A New Day for Regulations?
Public health blogs and the OMB Watch blog have been watching the confirmation tussle over law professor Cass Sunstein since April, when President Obama nominated him to be the nation's "regulatory czar" -- director of the White House OMB Office of Information and Regulatory Affairs (OIRA). Sunstein was confirmed Sept. 10 by the U.S. Senate, and now regulatory reform as envisioned by the Obama administration can move forward, OMB Director Peter R. Orszag wrote on OMB's blog that afternoon.
"The work ahead entails not only the daily challenge of oversight of rule-making and regulating, but also the larger effort of re-examining the way OIRA does business. Together, we'll consider some of the fundamental questions facing modern government, including ways to increase participation and transparency in rulemaking, and to strive for regulation that supports fairness and equity," Orszag wrote.
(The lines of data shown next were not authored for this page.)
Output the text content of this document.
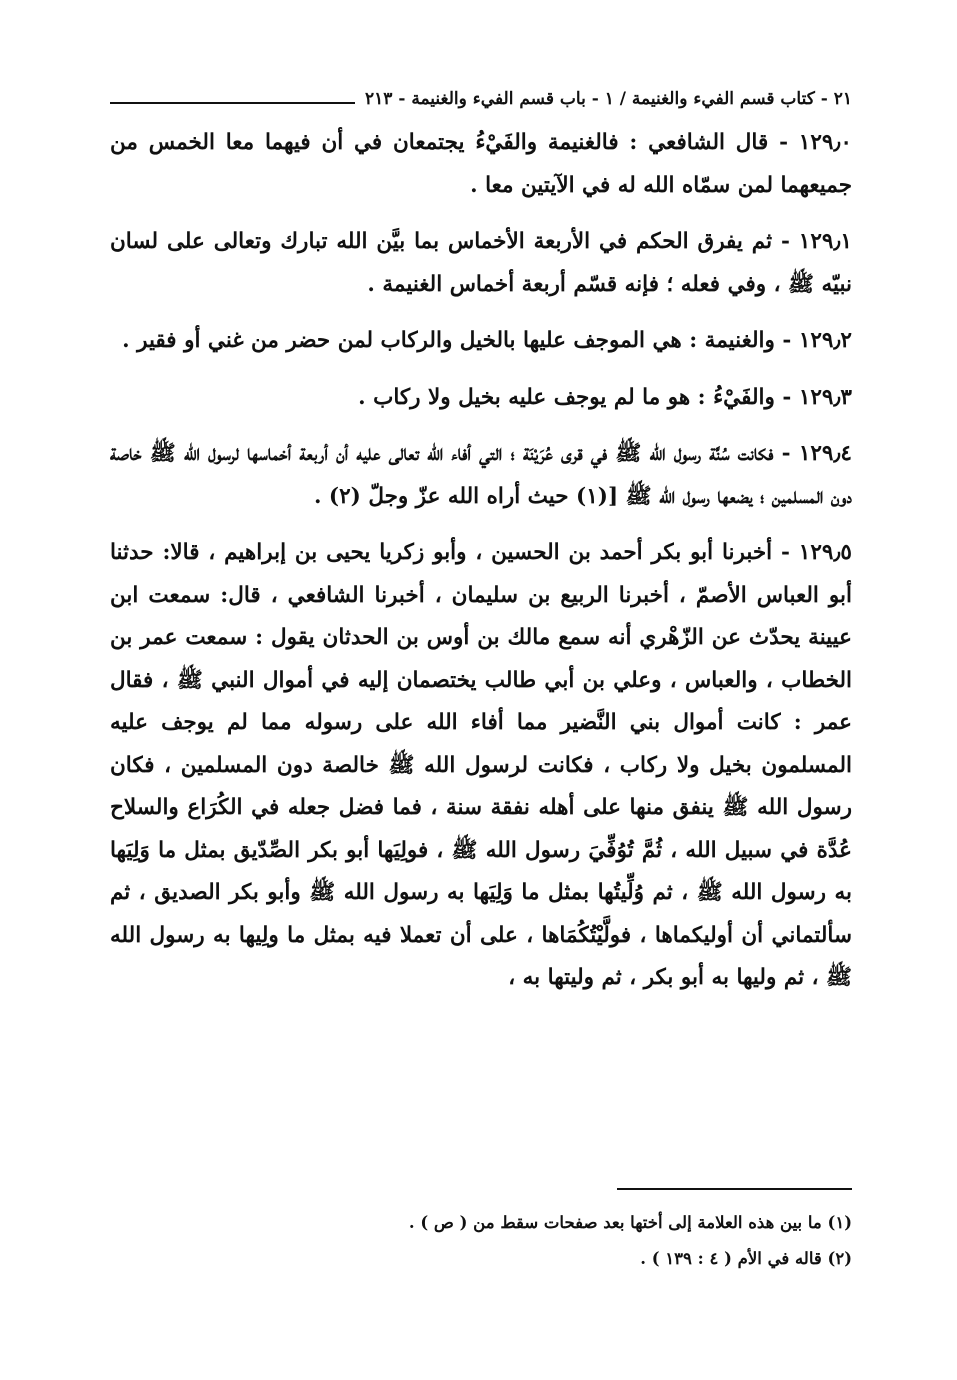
٢١ - كتاب قسم الفيء والغنيمة / ١ - باب قسم الفيء والغنيمة - ٢١٣

١٢٩٫٠ - قال الشافعي : فالغنيمة والفَيْءُ يجتمعان في أن فيهما معا الخمس من جميعهما لمن سمّاه الله له في الآيتين معا .

١٢٩٫١ - ثم يفرق الحكم في الأربعة الأخماس بما بيَّن الله تبارك وتعالى على لسان نبيّه ﷺ ، وفي فعله ؛ فإنه قسّم أربعة أخماس الغنيمة .

١٢٩٫٢ - والغنيمة : هي الموجف عليها بالخيل والركاب لمن حضر من غني أو فقير .

١٢٩٫٣ - والفَيْءُ : هو ما لم يوجف عليه بخيل ولا ركاب .

١٢٩٫٤ - فكانت سُنَّة رسول الله ﷺ في قرى عُرَيْنَة ؛ التي أفاء الله تعالى عليه أن أربعة أخماسها لرسول الله ﷺ خاصة دون المسلمين ؛ يضعها رسول الله ﷺ [(١) حيث أراه الله عزّ وجلّ (٢) .

١٢٩٫٥ - أخبرنا أبو بكر أحمد بن الحسين ، وأبو زكريا يحيى بن إبراهيم ، قالا: حدثنا أبو العباس الأصمّ ، أخبرنا الربيع بن سليمان ، أخبرنا الشافعي ، قال: سمعت ابن عيينة يحدّث عن الزّهْري أنه سمع مالك بن أوس بن الحدثان يقول : سمعت عمر بن الخطاب ، والعباس ، وعلي بن أبي طالب يختصمان إليه في أموال النبي ﷺ ، فقال عمر : كانت أموال بني النَّضير مما أفاء الله على رسوله مما لم يوجف عليه المسلمون بخيل ولا ركاب ، فكانت لرسول الله ﷺ خالصة دون المسلمين ، فكان رسول الله ﷺ ينفق منها على أهله نفقة سنة ، فما فضل جعله في الكُرَاع والسلاح عُدَّة في سبيل الله ، ثُمَّ تُوُفِّيَ رسول الله ﷺ ، فولِيَها أبو بكر الصِّدّيق بمثل ما وَلِيَها به رسول الله ﷺ ، ثم وُلِّيتُها بمثل ما وَلِيَها به رسول الله ﷺ وأبو بكر الصديق ، ثم سألتماني أن أوليكماها ، فولَّيْتُكُمَاها ، على أن تعملا فيه بمثل ما ولِيها به رسول الله ﷺ ، ثم وليها به أبو بكر ، ثم وليتها به ،

(١) ما بين هذه العلامة إلى أختها بعد صفحات سقط من ( ص ) .

(٢) قاله في الأم ( ٤ : ١٣٩ ) .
OIRA has the power to block safety and health regulations proposed by OSHA, EPA, FDA, the National Highway Traffic Safety Administration, and other agencies. Bloggers on the left claim OIRA meets repeatedly with industry groups bent on easing proposed rules but has not offered the same access to public health advocates who want even stronger protections, so a level playing field is the sort of reform they support.
Discussions of Sunstein's approach are available here, here, and here. For the next few years, he may be more important than Dr. David Michaels, Obama's choice to lead OSHA, in determining the direction, speed, and aggressiveness of OSHA's rulemaking efforts.
What's your opinion of Sunstein, and how fast do you want OSHA, EPA, etc. to move on the regulatory front?